Offenbar wehrte sich Belgien gegen den Druck der EU, denn dass das zeitliche Zusammentreffen der Festnahmen von hochrangigem EU-Personal durch die belgische Staatsanwaltschaft mit dem Streit über die in Belgien liegenden russischen Gelder ein Zufall war, und dass die verdächtigen Deals aus dem Jahr 2021 erst jetzt jemandem aufgefallen waren, ist nur schwer zu glauben.
Um Belgien entgegenzukommen, schlug die EU-Kommission laut der Financial Times an dem Tag vor, dass auch alle EU-Länder die bei sich eingefrorenen russischen Gelder für den Reparationskredit einziehen. Neben den russischen Staatsgeldern, die bei Euroclear in Belgien liegen, haben die anderen EU-Länder auch russische Gelder, vor allem private Vermögen, blockiert. Zusätzlich zu den etwa 180 Milliarden in Belgien sind noch weitere 30 bis 35 Milliarden in anderen EU-Staaten blockiert, so dass es insgesamt um etwa 215 Milliarden Euro geht.
Der belgische Außenminister nannte die Idee, die Ukraine mit der Konfiszierung der russischen Gelder zu finanzieren, an dem Tag am Rande eines NATO-Treffens „die schlechteste aller Ideen“, und der belgische Ministerpräsident wiederholte, dass die Idee, darauf zu hoffen, dass Russland nach seiner Niederlage Reparationen zahle, unrealistisch sei. Es sei „ein Märchen und eine Illusion“, dass Russland den Krieg verliert, sagte er.
Aber Ursula von der Leyen blieb bei der Idee und präsentierte an dem Tag die Idee, die Entscheidung über den Raub der russischen Gelder nicht im normalen Verfahren zu treffen, bei dem EU-Staaten ein Veto einlegen können, sondern dafür den „Notstandsartikel“ 122 im Vertrag über die Arbeitsweise der EU zu nutzen, nach dem die Entscheidung mit der sogenannten qualifizierten Mehrheit getroffen werden kann, bei der mindestens 15 der 27 Mitgliedstaaten dafür stimmen müssen, die zugleich mehr als 65 Prozent der EU-Bevölkerung repräsentieren.
Außerdem kündigte von der Leyen an, für den „Reparationskredit“ eine Sonderregelung zu schaffen, nach der ausländische Forderungen in diesem Zusammenhang in der EU nicht vollstreckt werden dürfen, womit die EU sich in einem weiteren Punkt außerhalb des Völkerrechts und internationaler Verträge stellte.
4. Dezember
Russland werde auf die Verwendung seiner eingefrorenen Vermögenswerte durch die EU reagieren, erklärte Dmitri Medwedew in seiner gewohnt polterigen Art.
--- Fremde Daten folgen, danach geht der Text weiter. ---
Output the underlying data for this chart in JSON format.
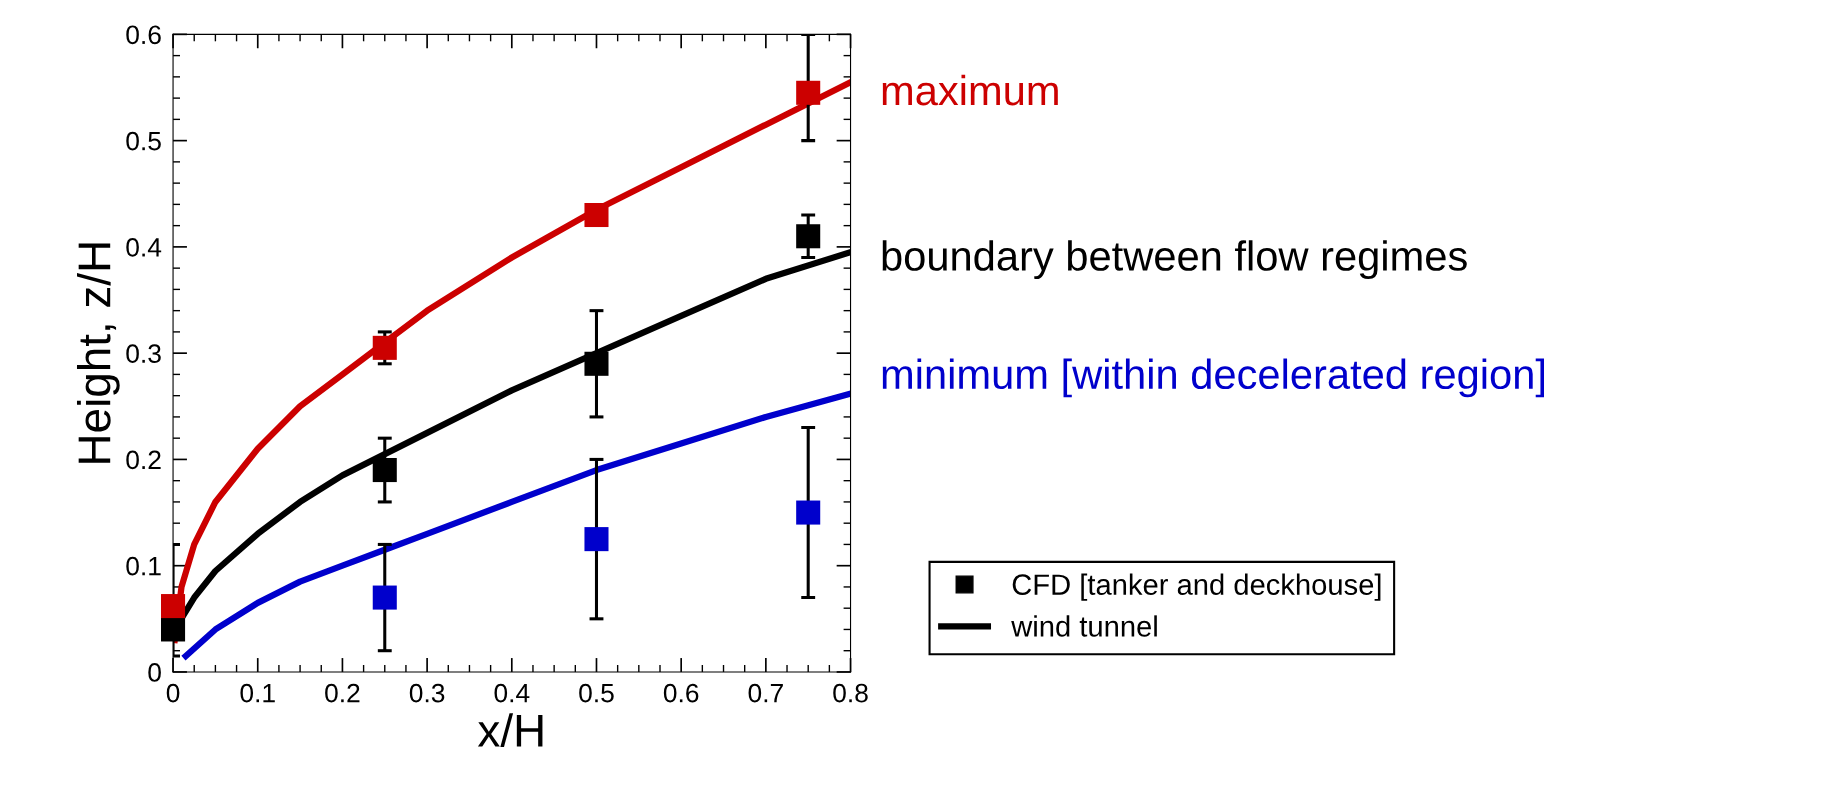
{
  "chart_data": {
    "type": "line",
    "xlabel": "x/H",
    "ylabel": "Height, z/H",
    "xlim": [
      0,
      0.8
    ],
    "ylim": [
      0,
      0.6
    ],
    "xticks": [
      0,
      0.1,
      0.2,
      0.3,
      0.4,
      0.5,
      0.6,
      0.7,
      0.8
    ],
    "yticks": [
      0,
      0.1,
      0.2,
      0.3,
      0.4,
      0.5,
      0.6
    ],
    "grid": false,
    "legend": "right",
    "series": [
      {
        "color": "#cc0000",
        "x": [
          0.002,
          0.01,
          0.025,
          0.05,
          0.1,
          0.15,
          0.2,
          0.25,
          0.3,
          0.4,
          0.5,
          0.6,
          0.7,
          0.8
        ],
        "values": [
          0.03,
          0.08,
          0.12,
          0.16,
          0.21,
          0.25,
          0.28,
          0.31,
          0.34,
          0.39,
          0.435,
          0.475,
          0.515,
          0.555
        ]
      },
      {
        "type": "scatter",
        "marker": "square",
        "name": "CFD [tanker and deckhouse]",
        "color": "#000000",
        "x": [
          0,
          0.25,
          0.5,
          0.75
        ],
        "values": [
          0.04,
          0.19,
          0.29,
          0.41
        ],
        "errors": [
          [
            0.015,
            0.12
          ],
          [
            0.16,
            0.22
          ],
          [
            0.24,
            0.34
          ],
          [
            0.39,
            0.43
          ]
        ]
      },
      {
        "name": "wind tunnel",
        "color": "#000000",
        "x": [
          0.002,
          0.025,
          0.05,
          0.1,
          0.15,
          0.2,
          0.25,
          0.3,
          0.4,
          0.5,
          0.6,
          0.7,
          0.8
        ],
        "values": [
          0.04,
          0.07,
          0.095,
          0.13,
          0.16,
          0.185,
          0.205,
          0.225,
          0.265,
          0.3,
          0.335,
          0.37,
          0.395
        ]
      },
      {
        "color": "#0000cc",
        "x": [
          0.015,
          0.05,
          0.1,
          0.15,
          0.2,
          0.25,
          0.3,
          0.4,
          0.5,
          0.6,
          0.7,
          0.8
        ],
        "values": [
          0.015,
          0.04,
          0.065,
          0.085,
          0.1,
          0.115,
          0.13,
          0.16,
          0.19,
          0.215,
          0.24,
          0.262
        ]
      },
      {
        "type": "scatter",
        "marker": "square",
        "color": "#cc0000",
        "x": [
          0,
          0.25,
          0.5,
          0.75
        ],
        "values": [
          0.062,
          0.305,
          0.43,
          0.545
        ],
        "errors": [
          null,
          [
            0.29,
            0.32
          ],
          null,
          [
            0.5,
            0.6
          ]
        ]
      },
      {
        "type": "scatter",
        "marker": "square",
        "color": "#0000cc",
        "x": [
          0.25,
          0.5,
          0.75
        ],
        "values": [
          0.07,
          0.125,
          0.15
        ],
        "errors": [
          [
            0.02,
            0.12
          ],
          [
            0.05,
            0.2
          ],
          [
            0.07,
            0.23
          ]
        ]
      }
    ],
    "annotations": [
      "maximum",
      "boundary between flow regimes",
      "minimum [within decelerated region]"
    ]
  }
}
Er warnte, dass die Beschlagnahme der Gelder als Casus Belli gedeutet werden könne und dass Russland sich sein Vermögen dann in Form von Reparationen von der EU zurückhole.
5. Dezember
Bloomberg berichtete, die USA hätten einige europäische Länder aufgefordert, den EU-Plan zur Verwendung des russischen Vermögens abzulehnen. Das Geld würde für Trumps Friedensdeal und Nachkriegsinvestitionen in der Ukraine gebraucht. An dem Tag wurde auch die neue nationale Sicherheitsstrategie der USA veröffentlicht, die für die in der EU eingefrorenen Vermögenswerte andere Pläne genannt hat, als sie so zu verwenden, wie die EU es will.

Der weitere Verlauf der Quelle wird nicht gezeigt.